The use of Skyward to expedite the registration process ultimately backfired and caused chaos in the first few weeks of school. The system resulted in nearly half of all student schedules containing at least one error before the issues were addressed by the counseling department.
Allison Hong is the counselor for students with last names A through D and was the counselor in charge of scheduling last year.
“I would say that about 50 percent of the schedules had errors in them,” she said.
When the schedules were released to students on August 23, many students had too many or too few classes. For example, some students had two classes scheduled for one period or no classes scheduled for a period that should have a class. Additionally, some students who did not need a PASS class were given a PASS class anyway.
Counseling secretary Michelle Christensen placed the primary blame for the issue on Skyward’s coding.
“The computer does what we tell it to do,” she explained, “For example, we told it to give everyone a PASS class, so it gave everyone a PASS class,” Christensen said.
During the Hawk Walk on August 28, concerned students flooded the already stressed counseling office, most of them attempting to request a schedule change.
“It got to the point where we had to ask everyone to fill out little slips of paper which we took to the counselors,” Christensen said. “They were then able to run them quickly and fix [student schedules].”
The problems were exacerbated by the constant shuffling of teachers’ working periods.
“We had some classes where the sections were switched. We added another science class or we had to move math classes around, different sections got moved. It made us have to [manually] get all the students out and move them to different periods, so that was a lot of shuffling around,” Hong said.
Students had until September 17 to change their schedules without any effect on their transcript. Up until then, the counselors had been actively working on the schedules.
“There were quite a lot of schedule changes. We have probably been working on [them] for a whole month! Two weeks before school started and then probably two weeks after school started,” Hong said.
Hong wants the community to know that the counselors worked very hard during the situation to make the schedules fulfill the needs of students.

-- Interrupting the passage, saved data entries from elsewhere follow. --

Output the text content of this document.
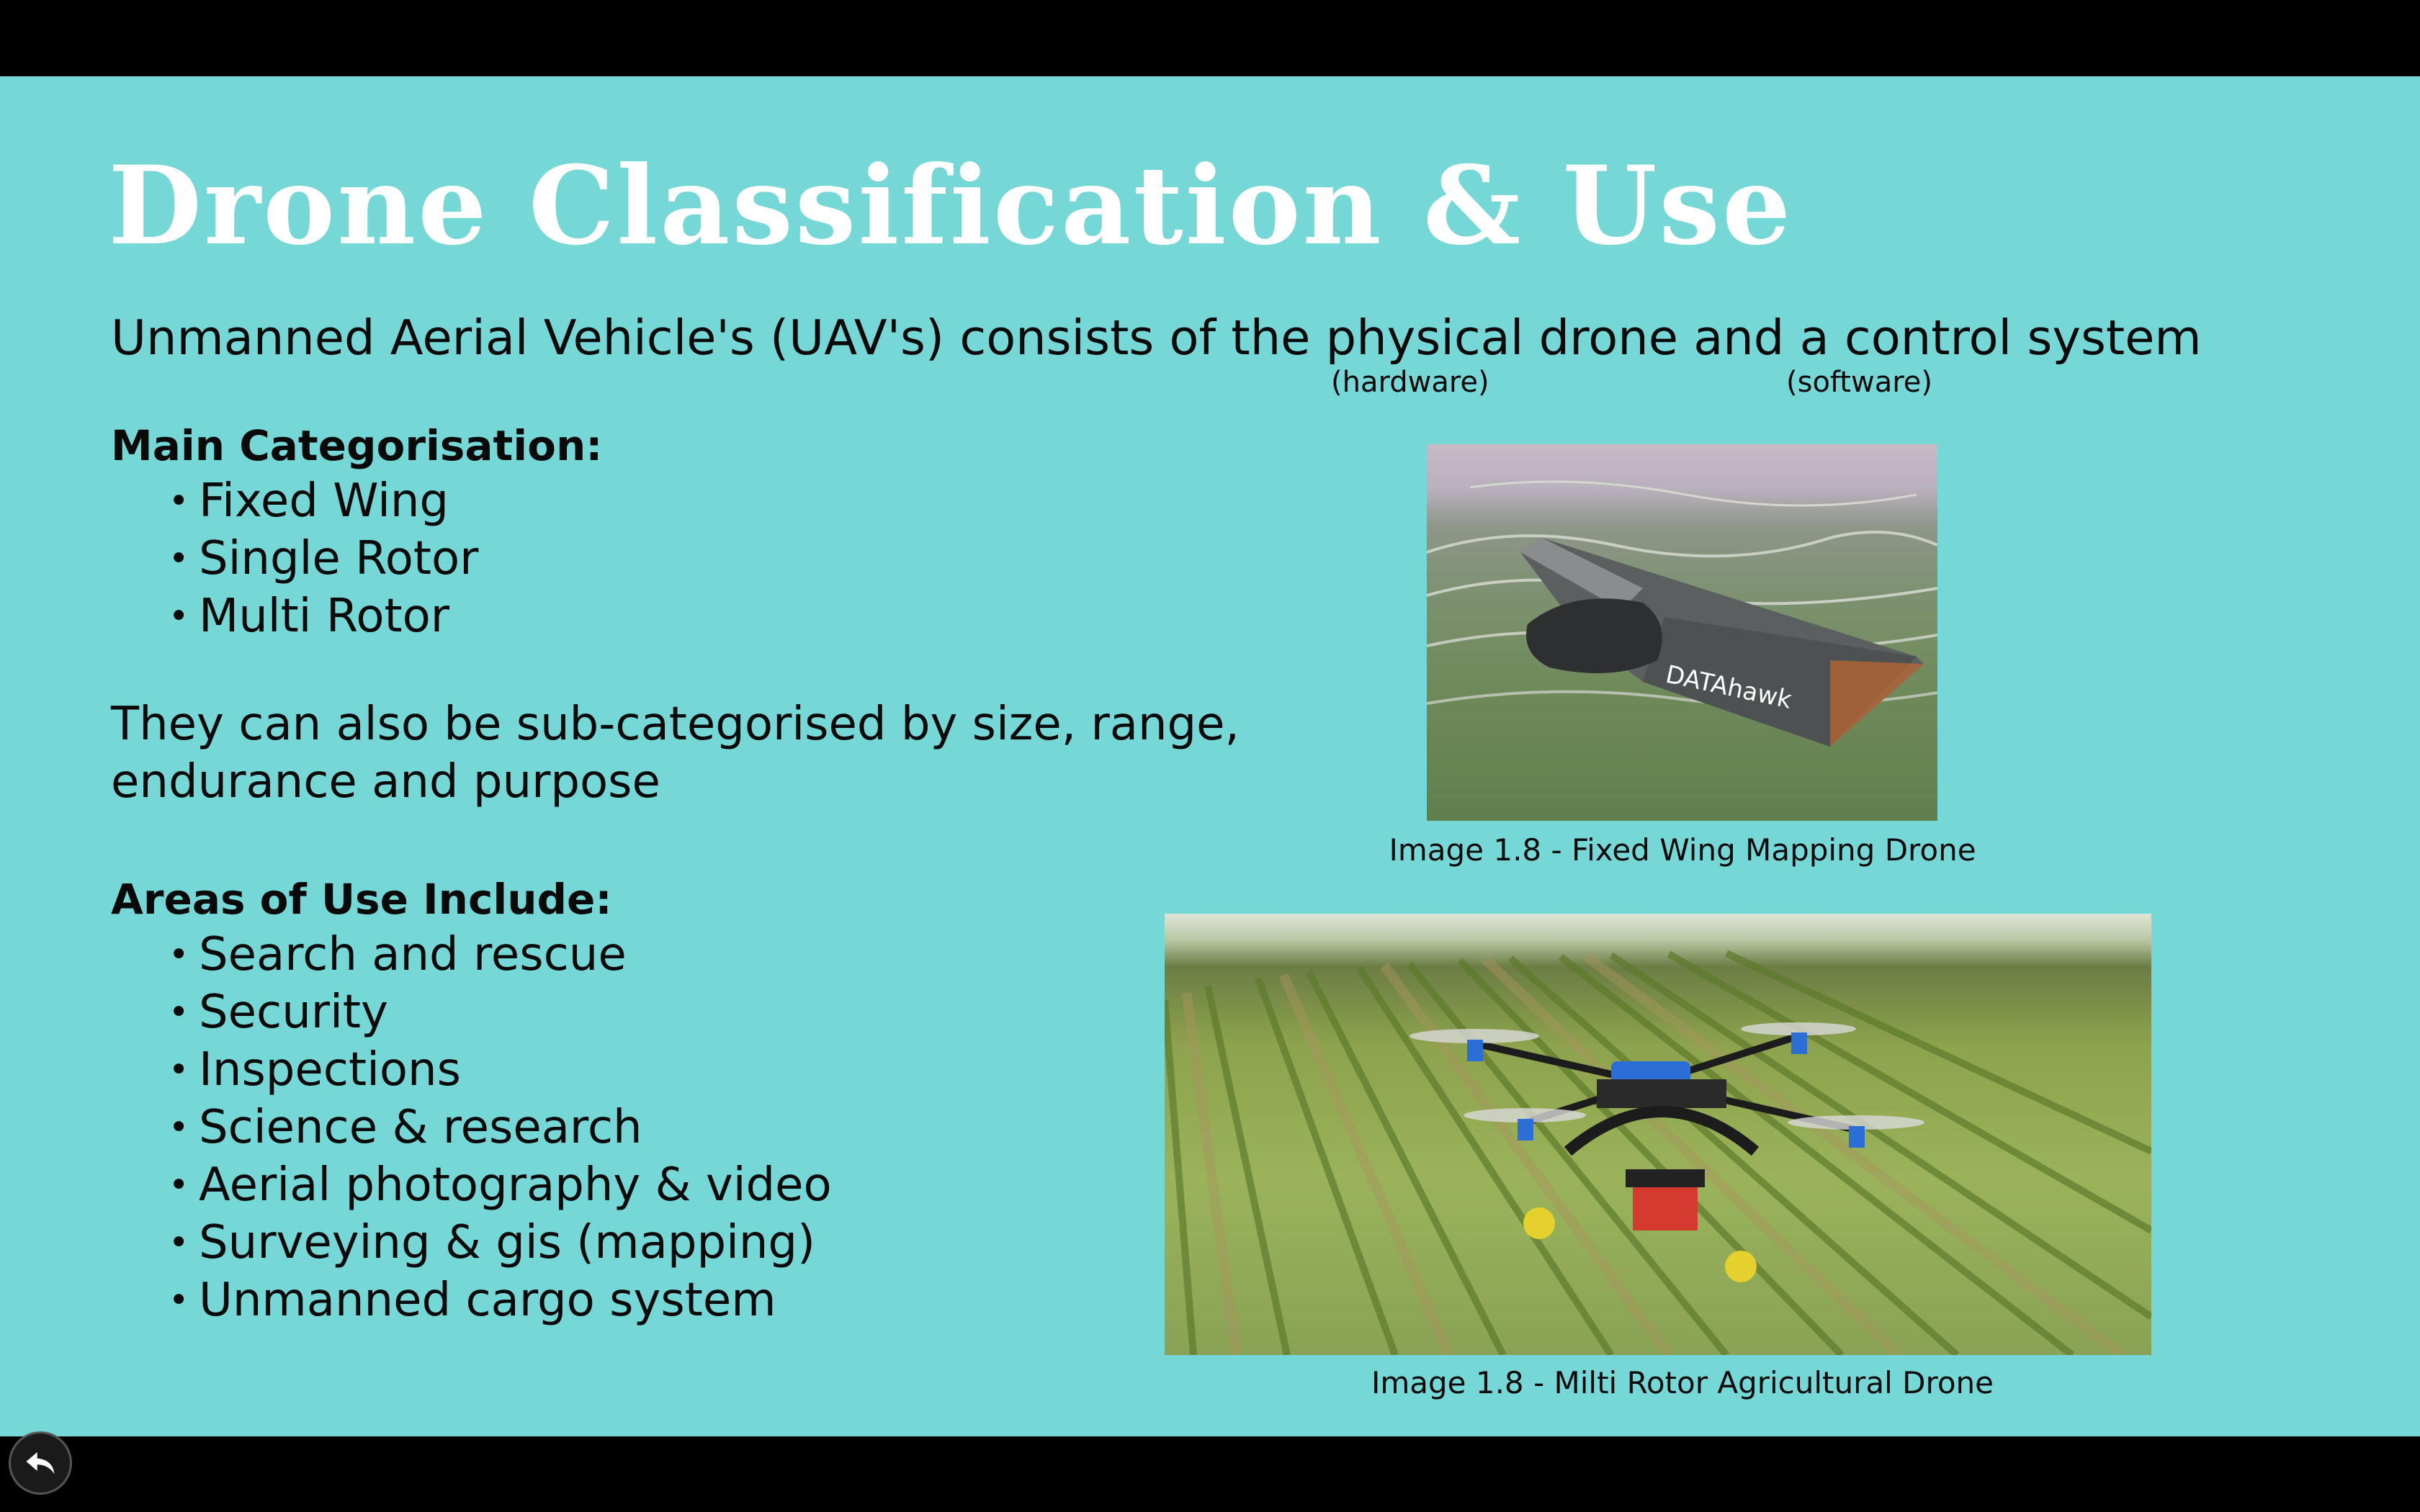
Drone Classification & Use
Unmanned Aerial Vehicle's (UAV's) consists of the physical drone and a control system
(hardware)	(software)
Main Categorisation:
• Fixed Wing
• Single Rotor
• Multi Rotor
They can also be sub-categorised by size, range, endurance and purpose
Areas of Use Include:
• Search and rescue
• Security
• Inspections
• Science & research
• Aerial photography & video
• Surveying & gis (mapping)
• Unmanned cargo system
DATAhawk
Image 1.8 - Fixed Wing Mapping Drone
Image 1.8 - Milti Rotor Agricultural Drone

“The beginning of the year is the busiest time of the year. Students and teachers [should] be mindful and just realize that we’re doing the best we can. We’re working on weekends, we’re working after hours to do what we can to complete the schedules,” she said.
Class of 2022 ASB President Kerensa Suzara was given two PASS classes but was not abashed and quickly fixed the problem.
“I was marked absent whenever I went to my second PASS class, but it wasn’t a big deal because that teacher would later take me out of their PASS class so there wouldn’t be any further issues,” she said.
Last year, the counseling department moved forward with a plan to have students sign up for their classes on Skyward. The new method did not encounter any major issues at that point in time and did not receive any major criticism from students at the time students utilized it to register for this year’s classes.